Questions about TiKV instance memory usage?

Note:
This topic has been translated from a Chinese forum by GPT and might contain errors.

Original topic: 关于TiKV实例内存使用的疑问?

| username: OnTheRoad

[TiDB Usage Environment] Production Environment
[TiDB Version] 5.3.0
[Encountered Problem] The storage.block-cache.capacity parameter has been set to limit the Block Cache Size to 90G. However, the Grafana panel shows the Block Cache Size as 75G. The system’s top command shows that the TiKV-Server is using 111G of memory.

[Problem Phenomenon and Impact]

  1. Below is the TIKV configuration returned by tiup cluster edit-config <cluster_name>
  tikv:
    raftdb.defaultcf.block-cache-size: 4GiB
    readpool.unified.max-thread-count: 38
    rocksdb.defaultcf.block-cache-size: 50GiB
    rocksdb.lockcf.block-cache-size: 4GiB
    rocksdb.writecf.block-cache-size: 25GiB
    server.grpc-concurrency: 14
    server.grpc-raft-conn-num: 5
    split.qps-threshold: 2000
    storage.block-cache.capacity: 90GiB
  1. Below is the Grafana->TiKV-Detail->RocksDB-KV->Block Cache Size panel,

  2. Below is the Grafana->TiKV-Detail->Cluster->Memory panel, which is consistent with the system’s top display.

Questions

  1. Shouldn’t the value in the Grafana->TiKV-Detail->RocksDB-KV->Block Cache Size panel be 90G? Why is it 75G?
  2. The Grafana->TiKV-Detail->Cluster->Memory panel shows that TiKV is using a total of 111G of memory. Who is using the remaining 36G (i.e., 111-75)? Which panel can I check this on?
| username: xfworld | Original post link

Block Cache Size != tikv server memory. Block Cache Size refers only to the cache value, and the first figure describes the max value, but in reality, only about 75% is used.

For the second question, the actual values are equal.
The maximum tikv instance is 1118 GB, and the current is 109.3 GB.
Then, the top monitoring chart shows the current usage is 87.1%, and the total is 13152176. Multiplying these values matches the above value…

The remaining memory is left for the system, with some used for system cache, some reserved, and some in a free state.
Refer to the information described in top.

| username: xiaohetao | Original post link

Check the block cache hit rate configuration (parameter: block-cache.capacity)

| username: OnTheRoad | Original post link

This seems a bit off-topic, doesn’t it?

| username: jansu-dev | Original post link

  1. Question one: Currently, there doesn’t seem to be any issue. Has the cache capacity not increased until now?
  2. Question two: I understand that the main goal is to identify the components consuming memory, which are primarily raft, grpc, and other structures like struct, channel, and the runtime itself. You can look at the following two panels together:
    tikv-details --> server --> Memory trace
    tikv-details --> memory --> Allocator Stats
| username: OnTheRoad | Original post link

I confirmed the configuration. The 75G was set through the SET command. The 90G was set in the cluster topology configuration file. Based on the behavior, it seems that the value set by the SET command has a higher priority than the one in the cluster configuration file.

| username: jansu-dev | Original post link

set config?
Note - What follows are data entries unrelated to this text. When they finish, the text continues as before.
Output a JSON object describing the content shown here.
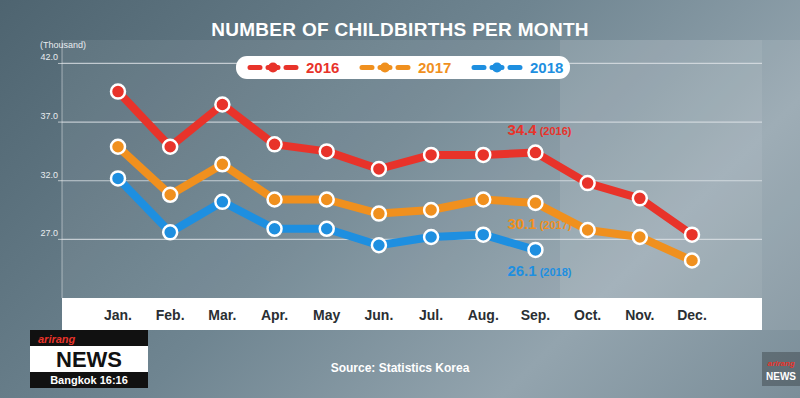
{
  "chart_data": {
    "type": "line",
    "title": "NUMBER OF CHILDBIRTHS PER MONTH",
    "y_label": "(Thousand)",
    "source": "Source: Statistics Korea",
    "categories": [
      "Jan.",
      "Feb.",
      "Mar.",
      "Apr.",
      "May",
      "Jun.",
      "Jul.",
      "Aug.",
      "Sep.",
      "Oct.",
      "Nov.",
      "Dec."
    ],
    "series": [
      {
        "name": "2016",
        "color": "#e8332a",
        "values": [
          39.6,
          34.9,
          38.5,
          35.1,
          34.5,
          33.0,
          34.2,
          34.2,
          34.4,
          31.8,
          30.5,
          27.4
        ],
        "value_labels": [
          null,
          null,
          null,
          null,
          null,
          null,
          null,
          null,
          "34.4 (2016)",
          null,
          null,
          null
        ]
      },
      {
        "name": "2017",
        "color": "#f0901e",
        "values": [
          34.9,
          30.8,
          33.4,
          30.4,
          30.4,
          29.2,
          29.5,
          30.4,
          30.1,
          27.8,
          27.2,
          25.2
        ],
        "value_labels": [
          null,
          null,
          null,
          null,
          null,
          null,
          null,
          null,
          "30.1 (2017)",
          null,
          null,
          null
        ]
      },
      {
        "name": "2018",
        "color": "#1e8fe0",
        "values": [
          32.2,
          27.6,
          30.2,
          27.9,
          27.9,
          26.5,
          27.2,
          27.4,
          26.1,
          null,
          null,
          null
        ],
        "value_labels": [
          null,
          null,
          null,
          null,
          null,
          null,
          null,
          null,
          "26.1 (2018)",
          null,
          null,
          null
        ]
      }
    ],
    "ylim": [
      22,
      44
    ],
    "yticks": [
      {
        "value": 27,
        "label": "27.0"
      },
      {
        "value": 32,
        "label": "32.0"
      },
      {
        "value": 37,
        "label": "37.0"
      },
      {
        "value": 42,
        "label": "42.0"
      }
    ],
    "grid": true,
    "legend": "top",
    "marker": "circle",
    "line_style": "solid"
  },
  "overlay": {
    "logo": "arirang",
    "brand": "NEWS",
    "location_time": "Bangkok 16:16",
    "corner_logo": "arirang",
    "corner_brand": "NEWS"
  }
}
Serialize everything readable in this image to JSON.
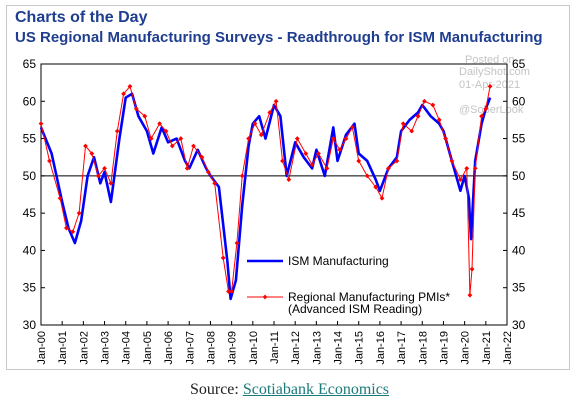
{
  "header": {
    "title": "Charts of the Day",
    "subtitle": "US Regional Manufacturing Surveys - Readthrough for ISM Manufacturing"
  },
  "watermarks": {
    "posted_on": "Posted on",
    "site": "DailyShot.com",
    "date": "01-Apr-2021",
    "handle": "@SoberLook"
  },
  "footer": {
    "source_prefix": "Source: ",
    "source_link": "Scotiabank Economics"
  },
  "colors": {
    "ism": "#0000ff",
    "regional": "#ff0000",
    "title": "#1f3e8f",
    "link": "#1a7a7a"
  },
  "chart_data": {
    "type": "line",
    "title": "US Regional Manufacturing Surveys - Readthrough for ISM Manufacturing",
    "xlabel": "",
    "ylabel": "",
    "ylim": [
      30,
      65
    ],
    "yticks": [
      30,
      35,
      40,
      45,
      50,
      55,
      60,
      65
    ],
    "xlim": [
      2000.0,
      2022.0
    ],
    "xtick_labels": [
      "Jan-00",
      "Jan-01",
      "Jan-02",
      "Jan-03",
      "Jan-04",
      "Jan-05",
      "Jan-06",
      "Jan-07",
      "Jan-08",
      "Jan-09",
      "Jan-10",
      "Jan-11",
      "Jan-12",
      "Jan-13",
      "Jan-14",
      "Jan-15",
      "Jan-16",
      "Jan-17",
      "Jan-18",
      "Jan-19",
      "Jan-20",
      "Jan-21",
      "Jan-22"
    ],
    "reference_line": 50,
    "grid": false,
    "dual_axis_labels": true,
    "legend_position": "lower-center",
    "series": [
      {
        "name": "ISM Manufacturing",
        "style": "line",
        "x": [
          2000.0,
          2000.5,
          2001.0,
          2001.3,
          2001.6,
          2001.9,
          2002.2,
          2002.5,
          2002.8,
          2003.0,
          2003.3,
          2003.7,
          2004.0,
          2004.3,
          2004.6,
          2005.0,
          2005.3,
          2005.7,
          2006.0,
          2006.4,
          2006.8,
          2007.0,
          2007.4,
          2007.8,
          2008.0,
          2008.4,
          2008.8,
          2008.95,
          2009.2,
          2009.5,
          2009.8,
          2010.0,
          2010.3,
          2010.6,
          2011.0,
          2011.3,
          2011.6,
          2012.0,
          2012.4,
          2012.8,
          2013.0,
          2013.4,
          2013.8,
          2014.0,
          2014.4,
          2014.8,
          2015.0,
          2015.4,
          2015.8,
          2016.0,
          2016.4,
          2016.8,
          2017.0,
          2017.4,
          2017.8,
          2018.0,
          2018.4,
          2018.8,
          2019.0,
          2019.4,
          2019.8,
          2020.0,
          2020.2,
          2020.3,
          2020.5,
          2020.8,
          2021.0,
          2021.2
        ],
        "y": [
          56.5,
          53,
          46.5,
          43,
          41,
          44,
          50,
          52.5,
          49,
          50.5,
          46.5,
          55,
          60.5,
          61,
          58,
          56,
          53,
          56.5,
          54.5,
          55,
          52,
          51,
          53.5,
          51,
          50,
          48.5,
          38.5,
          33.5,
          36,
          46,
          54,
          57,
          58,
          55,
          59.5,
          58,
          50,
          54.5,
          52.5,
          51,
          53.5,
          50,
          56.5,
          52,
          55.5,
          57,
          53,
          52,
          49.5,
          48,
          51,
          52.5,
          56,
          57.5,
          58.5,
          59.5,
          58,
          57,
          56,
          52,
          48,
          50,
          47,
          41.5,
          52,
          57,
          59,
          60.5
        ]
      },
      {
        "name": "Regional Manufacturing PMIs*",
        "name_line2": "(Advanced ISM Reading)",
        "style": "line-markers",
        "x": [
          2000.0,
          2000.4,
          2000.9,
          2001.2,
          2001.5,
          2001.8,
          2002.1,
          2002.4,
          2002.7,
          2003.0,
          2003.3,
          2003.6,
          2003.9,
          2004.2,
          2004.5,
          2004.9,
          2005.2,
          2005.6,
          2005.9,
          2006.2,
          2006.6,
          2006.9,
          2007.2,
          2007.6,
          2007.9,
          2008.2,
          2008.6,
          2008.85,
          2009.0,
          2009.25,
          2009.5,
          2009.8,
          2010.1,
          2010.4,
          2010.8,
          2011.1,
          2011.4,
          2011.7,
          2012.1,
          2012.5,
          2012.8,
          2013.1,
          2013.5,
          2013.8,
          2014.1,
          2014.4,
          2014.7,
          2015.0,
          2015.4,
          2015.8,
          2016.1,
          2016.4,
          2016.8,
          2017.1,
          2017.5,
          2017.8,
          2018.1,
          2018.5,
          2018.8,
          2019.1,
          2019.4,
          2019.8,
          2020.1,
          2020.25,
          2020.35,
          2020.5,
          2020.8,
          2021.0,
          2021.2
        ],
        "y": [
          57,
          52,
          47,
          43,
          42.5,
          45,
          54,
          53,
          50,
          51,
          49,
          56,
          61,
          62,
          59,
          58,
          55,
          57,
          56,
          54,
          55,
          51,
          54,
          52.5,
          50.5,
          49,
          39,
          34.5,
          34.5,
          41,
          50,
          55,
          57,
          55.5,
          58.5,
          60,
          52,
          49.5,
          55,
          53,
          51.5,
          53,
          51,
          55,
          53.5,
          55,
          56.5,
          52,
          50,
          48.5,
          47,
          51,
          52,
          57,
          56,
          58,
          60,
          59.5,
          57.5,
          55,
          52,
          49.5,
          51,
          34,
          37.5,
          51,
          58,
          59,
          62
        ]
      }
    ]
  }
}
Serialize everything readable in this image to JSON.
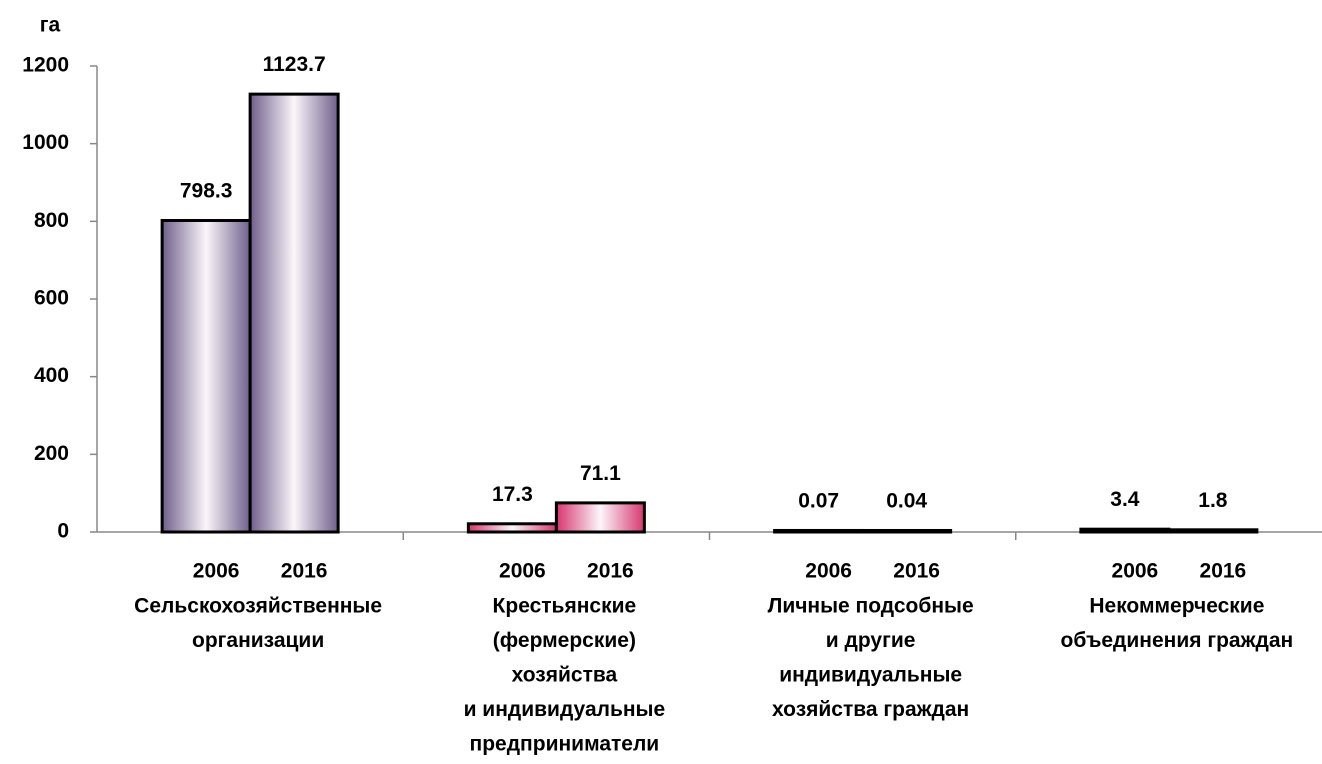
{
  "chart_data": {
    "type": "bar",
    "y_axis_label": "га",
    "categories": [
      [
        "Сельскохозяйственные",
        "организации"
      ],
      [
        "Крестьянские",
        "(фермерские)",
        "хозяйства",
        "и индивидуальные",
        "предприниматели"
      ],
      [
        "Личные подсобные",
        "и другие",
        "индивидуальные",
        "хозяйства граждан"
      ],
      [
        "Некоммерческие",
        "объединения граждан"
      ]
    ],
    "category_colors": [
      "#6f5f8c",
      "#d8356e",
      "#555555",
      "#555555"
    ],
    "series": [
      {
        "name": "2006",
        "values": [
          798.3,
          17.3,
          0.07,
          3.4
        ]
      },
      {
        "name": "2016",
        "values": [
          1123.7,
          71.1,
          0.04,
          1.8
        ]
      }
    ],
    "ylim": [
      0,
      1200
    ],
    "yticks": [
      0,
      200,
      400,
      600,
      800,
      1000,
      1200
    ]
  }
}
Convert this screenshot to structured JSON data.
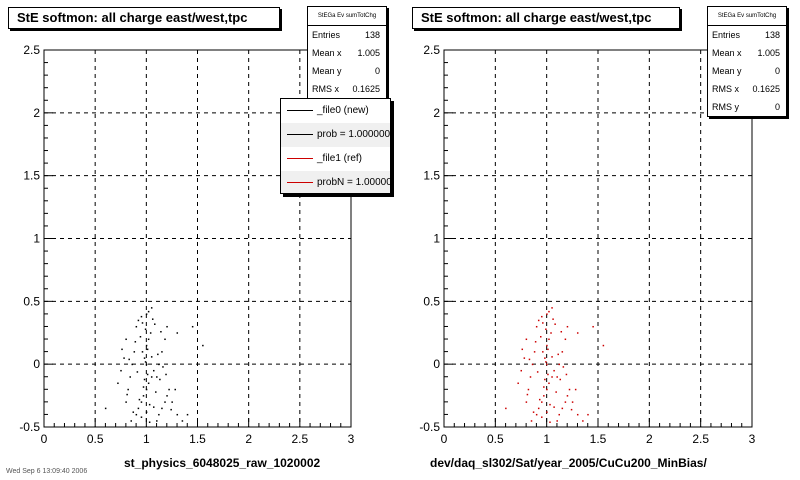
{
  "footer_text": "Wed Sep  6 13:09:40 2006",
  "chart_data": [
    {
      "type": "scatter",
      "title": "StE softmon: all charge east/west,tpc",
      "xlabel": "st_physics_6048025_raw_1020002",
      "ylabel": "",
      "xlim": [
        0,
        3
      ],
      "ylim": [
        -0.5,
        2.5
      ],
      "x_ticks": [
        "0",
        "0.5",
        "1",
        "1.5",
        "2",
        "2.5",
        "3"
      ],
      "y_ticks": [
        "-0.5",
        "0",
        "0.5",
        "1",
        "1.5",
        "2",
        "2.5"
      ],
      "grid": true,
      "marker_color": "#000000",
      "stats": {
        "title": "StEGa Ev sumTotChg",
        "rows": [
          {
            "label": "Entries",
            "value": "138"
          },
          {
            "label": "Mean x",
            "value": "1.005"
          },
          {
            "label": "Mean y",
            "value": "0"
          },
          {
            "label": "RMS x",
            "value": "0.1625"
          }
        ]
      },
      "legend": {
        "placement": "top-right",
        "entries": [
          {
            "label": "_file0 (new)",
            "color": "#000000"
          },
          {
            "label": "prob = 1.000000",
            "color": "#000000"
          },
          {
            "label": "_file1 (ref)",
            "color": "#cc0000"
          },
          {
            "label": "probN = 1.000000",
            "color": "#cc0000"
          }
        ]
      },
      "points": [
        [
          0.85,
          -0.45
        ],
        [
          0.9,
          -0.4
        ],
        [
          0.92,
          -0.35
        ],
        [
          0.95,
          -0.3
        ],
        [
          0.97,
          -0.25
        ],
        [
          1.0,
          -0.2
        ],
        [
          1.02,
          -0.15
        ],
        [
          1.05,
          -0.1
        ],
        [
          1.07,
          -0.05
        ],
        [
          1.0,
          0.0
        ],
        [
          0.98,
          0.05
        ],
        [
          0.96,
          0.1
        ],
        [
          1.0,
          0.15
        ],
        [
          1.02,
          0.2
        ],
        [
          1.04,
          0.25
        ],
        [
          0.9,
          0.3
        ],
        [
          0.92,
          0.35
        ],
        [
          0.95,
          0.38
        ],
        [
          1.0,
          0.4
        ],
        [
          1.05,
          0.45
        ],
        [
          1.1,
          -0.45
        ],
        [
          1.12,
          -0.4
        ],
        [
          1.15,
          -0.35
        ],
        [
          1.18,
          -0.3
        ],
        [
          1.2,
          -0.25
        ],
        [
          1.22,
          -0.2
        ],
        [
          1.1,
          -0.1
        ],
        [
          1.12,
          0.0
        ],
        [
          1.15,
          0.1
        ],
        [
          1.18,
          0.2
        ],
        [
          1.2,
          0.3
        ],
        [
          0.8,
          -0.3
        ],
        [
          0.82,
          -0.2
        ],
        [
          0.84,
          -0.1
        ],
        [
          0.86,
          0.0
        ],
        [
          0.88,
          0.1
        ],
        [
          0.8,
          0.2
        ],
        [
          0.78,
          0.05
        ],
        [
          0.75,
          -0.05
        ],
        [
          0.72,
          -0.15
        ],
        [
          1.3,
          -0.4
        ],
        [
          1.25,
          -0.3
        ],
        [
          1.28,
          -0.2
        ],
        [
          1.35,
          -0.45
        ],
        [
          1.4,
          -0.4
        ],
        [
          1.45,
          0.3
        ],
        [
          1.3,
          0.25
        ],
        [
          1.55,
          0.15
        ],
        [
          0.6,
          -0.35
        ],
        [
          1.08,
          0.32
        ],
        [
          0.95,
          -0.42
        ],
        [
          1.0,
          -0.38
        ],
        [
          1.03,
          -0.32
        ],
        [
          0.97,
          -0.18
        ],
        [
          1.01,
          -0.08
        ],
        [
          0.99,
          0.02
        ],
        [
          1.01,
          0.12
        ],
        [
          0.94,
          0.22
        ],
        [
          0.99,
          0.28
        ],
        [
          1.06,
          0.36
        ],
        [
          0.87,
          -0.38
        ],
        [
          0.93,
          -0.28
        ],
        [
          1.09,
          -0.22
        ],
        [
          1.13,
          -0.12
        ],
        [
          1.16,
          -0.02
        ],
        [
          0.89,
          0.18
        ],
        [
          1.11,
          0.08
        ],
        [
          0.91,
          -0.06
        ],
        [
          1.14,
          0.26
        ],
        [
          0.83,
          0.04
        ],
        [
          1.03,
          -0.46
        ],
        [
          1.07,
          -0.34
        ],
        [
          0.96,
          0.33
        ],
        [
          1.19,
          -0.08
        ],
        [
          0.81,
          -0.24
        ],
        [
          1.24,
          -0.36
        ],
        [
          0.76,
          0.12
        ],
        [
          1.05,
          0.06
        ],
        [
          0.98,
          -0.12
        ],
        [
          1.02,
          0.42
        ]
      ]
    },
    {
      "type": "scatter",
      "title": "StE softmon: all charge east/west,tpc",
      "xlabel": "dev/daq_sl302/Sat/year_2005/CuCu200_MinBias/",
      "ylabel": "",
      "xlim": [
        0,
        3
      ],
      "ylim": [
        -0.5,
        2.5
      ],
      "x_ticks": [
        "0",
        "0.5",
        "1",
        "1.5",
        "2",
        "2.5",
        "3"
      ],
      "y_ticks": [
        "-0.5",
        "0",
        "0.5",
        "1",
        "1.5",
        "2",
        "2.5"
      ],
      "grid": true,
      "marker_color": "#cc0000",
      "stats": {
        "title": "StEGa Ev sumTotChg",
        "rows": [
          {
            "label": "Entries",
            "value": "138"
          },
          {
            "label": "Mean x",
            "value": "1.005"
          },
          {
            "label": "Mean y",
            "value": "0"
          },
          {
            "label": "RMS x",
            "value": "0.1625"
          },
          {
            "label": "RMS y",
            "value": "0"
          }
        ]
      },
      "points": [
        [
          0.85,
          -0.45
        ],
        [
          0.9,
          -0.4
        ],
        [
          0.92,
          -0.35
        ],
        [
          0.95,
          -0.3
        ],
        [
          0.97,
          -0.25
        ],
        [
          1.0,
          -0.2
        ],
        [
          1.02,
          -0.15
        ],
        [
          1.05,
          -0.1
        ],
        [
          1.07,
          -0.05
        ],
        [
          1.0,
          0.0
        ],
        [
          0.98,
          0.05
        ],
        [
          0.96,
          0.1
        ],
        [
          1.0,
          0.15
        ],
        [
          1.02,
          0.2
        ],
        [
          1.04,
          0.25
        ],
        [
          0.9,
          0.3
        ],
        [
          0.92,
          0.35
        ],
        [
          0.95,
          0.38
        ],
        [
          1.0,
          0.4
        ],
        [
          1.05,
          0.45
        ],
        [
          1.1,
          -0.45
        ],
        [
          1.12,
          -0.4
        ],
        [
          1.15,
          -0.35
        ],
        [
          1.18,
          -0.3
        ],
        [
          1.2,
          -0.25
        ],
        [
          1.22,
          -0.2
        ],
        [
          1.1,
          -0.1
        ],
        [
          1.12,
          0.0
        ],
        [
          1.15,
          0.1
        ],
        [
          1.18,
          0.2
        ],
        [
          1.2,
          0.3
        ],
        [
          0.8,
          -0.3
        ],
        [
          0.82,
          -0.2
        ],
        [
          0.84,
          -0.1
        ],
        [
          0.86,
          0.0
        ],
        [
          0.88,
          0.1
        ],
        [
          0.8,
          0.2
        ],
        [
          0.78,
          0.05
        ],
        [
          0.75,
          -0.05
        ],
        [
          0.72,
          -0.15
        ],
        [
          1.3,
          -0.4
        ],
        [
          1.25,
          -0.3
        ],
        [
          1.28,
          -0.2
        ],
        [
          1.35,
          -0.45
        ],
        [
          1.4,
          -0.4
        ],
        [
          1.45,
          0.3
        ],
        [
          1.3,
          0.25
        ],
        [
          1.55,
          0.15
        ],
        [
          0.6,
          -0.35
        ],
        [
          1.08,
          0.32
        ],
        [
          0.95,
          -0.42
        ],
        [
          1.0,
          -0.38
        ],
        [
          1.03,
          -0.32
        ],
        [
          0.97,
          -0.18
        ],
        [
          1.01,
          -0.08
        ],
        [
          0.99,
          0.02
        ],
        [
          1.01,
          0.12
        ],
        [
          0.94,
          0.22
        ],
        [
          0.99,
          0.28
        ],
        [
          1.06,
          0.36
        ],
        [
          0.87,
          -0.38
        ],
        [
          0.93,
          -0.28
        ],
        [
          1.09,
          -0.22
        ],
        [
          1.13,
          -0.12
        ],
        [
          1.16,
          -0.02
        ],
        [
          0.89,
          0.18
        ],
        [
          1.11,
          0.08
        ],
        [
          0.91,
          -0.06
        ],
        [
          1.14,
          0.26
        ],
        [
          0.83,
          0.04
        ],
        [
          1.03,
          -0.46
        ],
        [
          1.07,
          -0.34
        ],
        [
          0.96,
          0.33
        ],
        [
          1.19,
          -0.08
        ],
        [
          0.81,
          -0.24
        ],
        [
          1.24,
          -0.36
        ],
        [
          0.76,
          0.12
        ],
        [
          1.05,
          0.06
        ],
        [
          0.98,
          -0.12
        ],
        [
          1.02,
          0.42
        ]
      ]
    }
  ]
}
This is an online modification. Actually, there’s no priority between the two, but set config won’t change the persistent data of tiup, meaning: reloading the configuration will overwrite it. So the problem is solved, remember to mark it, thanks.”

| username: system | Original post link

This topic was automatically closed 60 days after the last reply. New replies are no longer allowed.